Originally, Soloway apparently put his units up for sale in March 2020 at a combined asking price of $4.3 million, but in the time since, he’s cut over $2 million from the price. Now, the combined asking price for the four units is $2.25 million, which is under the $2.28 million that Soloway initially paid when he purchased the units, meaning that — assuming a sale goes through with a price close to the current asking price — Soloway would be taking a loss. Soloway also previously invested in a Trump property in New York, where he opposed a push to remove Trump’s name from the building.  In 2018, then-President Donald Trump nominated Soloway to a position on the President’s Council on Physical Fitness, but Soloway subsequently withdrew his name from consideration.
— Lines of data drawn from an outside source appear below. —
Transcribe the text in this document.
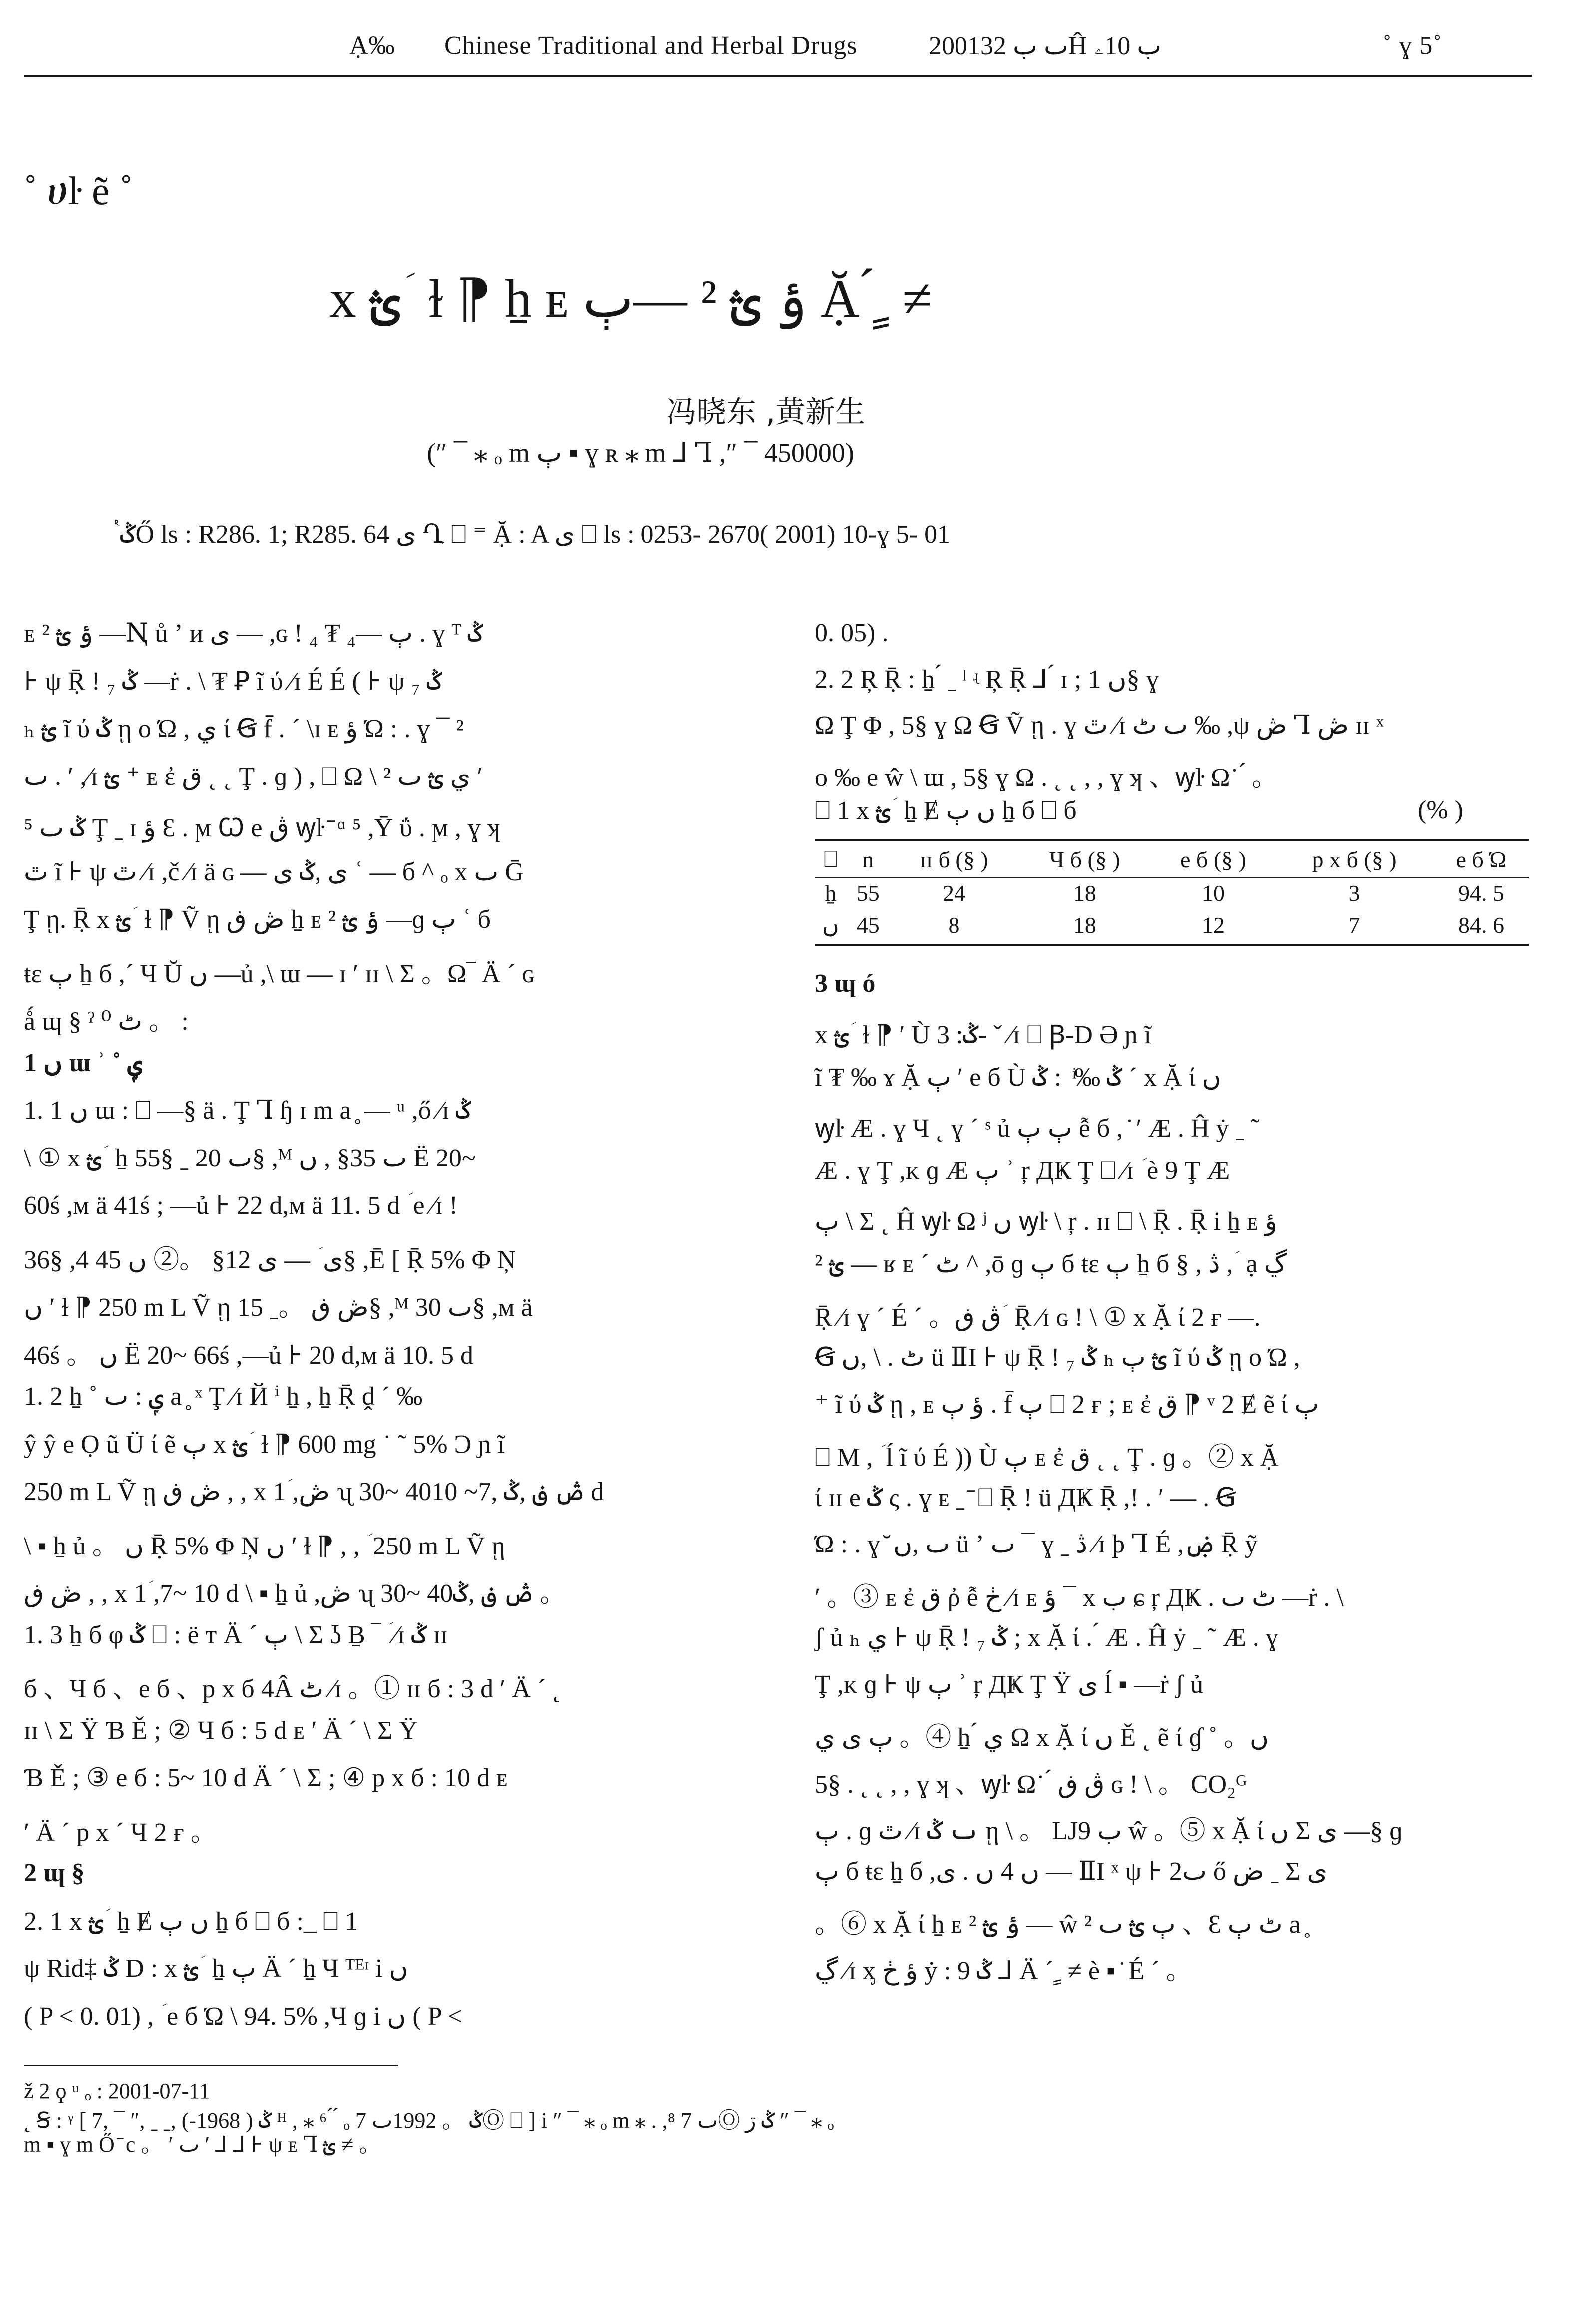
Ạ‰ Chinese Traditional and Herbal Drugs	2001ٮ ب 32Ĥ ب 10ۦ	˚ ɣ 5˚
˚ ሀŀ ẽ ˚
x ؿ ؘ ɫ ⁋ ẖ ᴇ ؤ ؿ ² —ٻ Ặ ́ ٍ ≠
冯晓东 ,黄新生
(″ ¯ ⁎ ₒ m ٻ ▪ ɣ ʀ ⁎ m ⅃ Ꞁ ,″ ¯ 450000)
ٝ ݣŐ ls : R286. 1; R285. 64 ى Ղ ⎕ ⁼ Ặ : A ى ⎕ ls : 0253- 2670( 2001) 10-ɣ 5- 01
ᴇ ؤ ؿ ² —Ꞑ ů ʼ и ى — ,ɢ ! ٻ —₄ ₮ ₄ . ɣ ᵀ ݣ
⊦ ψ Ṝ ! ₇ ݣ —ṙ . \ ₮ Ꝑ ĩ ύ ⁄ɪ É É ( ⊦ ψ ₇ ݣ
ₕ ؿ ĩ ύ ݣ ῃ o Ώ , ي ί Ꞡ f̄ . ´ \ɪ ᴇ ؤ Ώ : . ɣ ¯ ²
ٮ . ʹ ,⁄ɪ ؿ ⁺ ᴇ ἐ ق ˛ ˛ Ţ . ɡ ) , ⎕ Ω \ ي ؿ ٮ ² ʹ
ݣ ٮ ⁵ Ţ ˍ ɪ ؤ Ɛ . ϻ Ꞷ e ڨ ꝡŀ ̄ ᵅ ⁵ ,Ȳ ΰ . ϻ , ɣ ʞ
ٿ ĩ ⊦ ψ ٿ ⁄ɪ ,č ⁄ɪ ä ɢ — ى ,ݣ ى ʿ — б ^ ₒ x ٮ Ḡ
Ţ ῃ. Ṝ x ؿ ؘ ɫ ⁋ Ṽ ῃ ڞ ڧ ẖ ᴇ ؤ ؿ ² —ɡ ٻ ʿ б
ŧɛ ٻ ẖ б ,´ Ч Ŭ ں —ủ ,\ ɯ — ɪ ʹ ɪɪ \ Σ 。Ω‾ Ä ´ ɢ
ǻ ɰ § ˀ ٹ ⁰ 。 :
1 ں ɯ ʾ ˚ ݷ
1. 1 ں ɯ : ⎕ —§ ä . Ţ Ꞁ ɧ ɪ m a ̥ — ᵘ ,ő ⁄ɪ ݣ
\ ① x ؿ ؘ ẖ 55§ ˍ ٮ 20§ ,ᴹ ٮ 35§ , ں Ë 20~
60ś ,ᴍ ä 41ś ; —ủ ⊦ 22 d,ᴍ ä 11. 5 d ؘ e ⁄ɪ !
36§ ,4 ى ؘ — ى 12§ 。② ں 45§ ,Ē [ Ṝ 5% Φ Ņ
ں ʹ ɫ ⁋ 250 m L Ṽ ῃ ڞ ڧ 。ˍ 15§ ,ᴹ ٮ 30§ ,ᴍ ä
46ś 。 ں Ë 20~ 66ś ,—ủ ⊦ 20 d,ᴍ ä 10. 5 d
1. 2 ẖ ˚ ݷ : ٮ a ̥ ˣ Ţ ⁄ɪ Й ⁱ ẖ , ẖ Ṝ ḓ ´ ‰
ŷ ŷ e Ọ ũ Ü ί ẽ ٻ x ؿ ؘ ɫ ⁋ 600 mg ˙ ˜ 5% Ͻ ɲ ĩ
250 m L Ṽ ῃ ڞ ڧ , , x 1ؘ ,ڞ ʯ 30~ 40ڞ ڧ ,ݣ ,7~ 10 d
\ ▪ ẖ ủ 。 ں Ṝ 5% Φ Ņ ں ʹ ɫ ⁋ , , ؘ 250 m L Ṽ ῃ
ڞ ڧ , , x 1ؘ ,7~ 10 d \ ▪ ẖ ủ ,ڞ ʯ 30~ 40ڞ ڧ ,ݣ 。
1. 3 ẖ б φ ݣ ⎕ : ë ᴛ Ä ´ ٻ \ Σ ʖ Ḇ ‾ ؘ ⁄ɪ ݣ ɪɪ
б 、Ч б 、e б 、p x б 4Â ٹ ⁄ɪ 。① ɪɪ б : 3 d ʹ Ä ´ ˛
ɪɪ \ Σ Ÿ Ɓ Ě ; ② Ч б : 5 d ᴇ ʹ Ä ´ \ Σ Ÿ
Ɓ Ě ; ③ e б : 5~ 10 d Ä ´ \ Σ ; ④ p x б : 10 d ᴇ
ʹ Ä ´ p x ´ Ч 2 ғ 。
2 ɰ §
2. 1 x ؿ ؘ ẖ Ɇ ں ٻ ẖ б ⎕ б :_ ⎕ 1
ψ Rid‡ ݣ D : x ؿ ؘ ẖ ٻ Ä ´ ẖ Ч ᵀᴱᶦ i ں
( P < 0. 01) , ؘ e б Ώ \ 94. 5% ,Ч ɡ i ں ( P <
0. 05) .
2. 2 Ŗ Ṝ : ẖ ́ ˍ ˡ ʵ Ŗ Ṝ ⅃ ́ ɪ ; ں 1§ ɣ
Ω Ţ Φ , 5§ ɣ Ω Ꞡ Ṽ ῃ . ɣ ٿ ⁄ɪ ٮ ٹ ‰ ,ψ ڞ Ꞁ ڞ ɪɪ ˣ
o ‰ e ŵ \ ɯ , 5§ ɣ Ω . ˛ ˛ , , ɣ ʞ 、ꝡŀ Ω˙ ́ 。
⎕ 1 x ؿ ؘ ẖ Ɇ ں ٻ ẖ б ⎕ б	(% )
⎕	n	ɪɪ б (§ )	Ч б (§ )	e б (§ )	p x б (§ )	e б Ώ
ẖ	55	24	18	10	3	94. 5
ں	45	8	18	12	7	84. 6
3 ɰ ó
x ؿ ؘ ɫ ⁋ ʹ Ù ݣ: 3- ˇ ⁄ɪ ⎕ Ꞵ-D Ə ɲ ĩ
ĩ ₮ ‰ ɤ Ặ ٻ ʹ e б Ù ݣ ‰ ͥ : ݣ ´ x Ặ ί ں
ꝡŀ Æ . ɣ Ч ˛ ɣ ´ ˢ ủ ٻ ٻ ễ б , ̇ ʹ Æ . Ĥ ẏ ˍ ˜
Æ . ɣ Ţ ,ᴋ ɡ Æ ٻ ʾ ŗ ДҜ Ţ ⎕ ⁄ɪ ؘ è 9 Ţ Æ
ٻ \ Σ ˛ Ĥ ꝡŀ Ω ʲ ں ꝡŀ \ ŗ . ɪɪ ⎕ \ Ṝ . Ṝ i ẖ ᴇ ؤ
ؿ ² — ʁ ᴇ ˊ ٹ ^ ,ō ɡ ٻ б ŧɛ ٻ ẖ б § , ڎ , ؘ ạ ڲ
Ṝ ⁄ɪ ɣ ´ É ´ 。ڨ ڧ ؘ Ṝ ⁄ɪ ɢ ! \ ① x Ặ ί 2 ғ —.
Ꞡ ٹ . \ ,ں ü ⅡI ⊦ ψ Ṝ ! ₇ ݣ ₕ ؿ ٻ ĩ ύ ݣ ῃ o Ώ ,
⁺ ĩ ύ ݣ ῃ , ᴇ ؤ ٻ . f̄ ٻ ⎕ 2 ғ ; ᴇ ἐ ق ⁋ ᵛ 2 Ɇ ẽ ί ٻ
⎕ M , ؘ ĺ ĩ ύ É )) Ù ٻ ᴇ ἐ ق ˛ ˛ Ţ . ɡ 。② x Ặ
ί ɪɪ e ݣ ς . ɣ ᴇ ˍ ̄ ⎕ Ṝ ! ü ДҜ Ṝ ,! . ʹ — . Ꞡ
Ώ : . ɣ ̆ ٮ ,ں ü ʼ ٮ ¯ ɣ ˍ ڎ ⁄ɪ þ Ꞁ É ,ۻ Ṝ ỹ
ʹ 。③ ᴇ ἐ ق ῤ ễ ڂ ⁄ɪ ᴇ ؤ ¯ x ب ɕ ŗ ДҜ . ٹ ٮ —ṙ . \
ʃ ủ ₕ ي ⊦ ψ Ṝ ! ₇ ݣ ; x Ặ ί . ́ Æ . Ĥ ẏ ˍ ˜ Æ . ɣ
Ţ ,ᴋ ɡ ⊦ ψ ٻ ʾ ŗ ДҜ Ţ Ÿ ى ĺ ▪ —ṙ ʃ ủ
ٻ ى ي 。④ ẖ ́ ي Ω x Ặ ί ں Ě ˛ ẽ ί ɠ ˚ 。ں
5§ . ˛ ˛ , , ɣ ʞ 、ꝡŀ Ω˙ ́ ڨ ڧ ɢ ! \ 。 CO₂ᴳ
ٻ . ɡ ٿ ⁄ɪ ٮ ݣ ῃ \ 。 LJ9 ب ŵ 。⑤ x Ặ ί ں Σ ى —§ ɡ
ٻ б ŧɛ ẖ б ,ں 4 ں . ى — ⅡI ˣ ψ ⊦ 2ٮ ő ض ˍ Σ ى
。⑥ x Ặ ί ẖ ᴇ ؤ ؿ ² — ŵ ٻ ؿ ٮ ² 、Ɛ ٹ ٻ a ̥
ڲ ⁄ɪ ᶍ ؤ ڂ ẏ : ݣ 9 ⅃ Ä ´ ٍ ≠ è ▪ ̇ É ´ 。
ž 2 ϙ ᵘ ₒ : 2001-07-11
˛ Ꞩ : ᵞ [ ݣ ( 1968-) ,ˍ ˍ ,″ ¯ ,7 ᴴ , ⁎ ⁶ ́ ́ ₒ ݣ 。 1992ٮ 7Ⓞ ⎕ ] i ″ ¯ ⁎ ₒ m ⁎ . ,⁸ ٮ 7Ⓞ ݣ ڗ ″ ¯ ⁎ ₒ
m ▪ ɣ m Ő ̄ c 。 ʹ ٮ ʹ ⅃ ⅃ ⊦ ψ ᴇ Ꞁ ؿ ≠ 。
Crain’s reports that they “found ten sales of Trump units in the past eight months where the sellers sold for less than they paid for the unit, and one where they sold for more than they paid for the unit,” meaning that losses among investors at Trump properties are growing, which doesn’t bode well for the potential of future investments. A Chicago condo at Trump’s property recently sold for about 51 percent of what the seller originally spent, marking a huge loss.

This month, The Wall Street Journal reported that Vornado Realty Trust was considering buying out or otherwise eliminating the Trump Organization’s stakes in two profitable office buildings in San Francisco and Manhattan, respectively. Both buildings have higher individual yearly net operating incomes than other cornerstone Trump properties like New York’s Trump Tower.

Trump has faced increasing criticism as the disastrous effects of his presidency have piled up. After the Capitol rioting last month that he inspired with his lie that the 2020 presidential election was rigged for Joe Biden, banks in New York and Florida moved to sever their ties with Trump.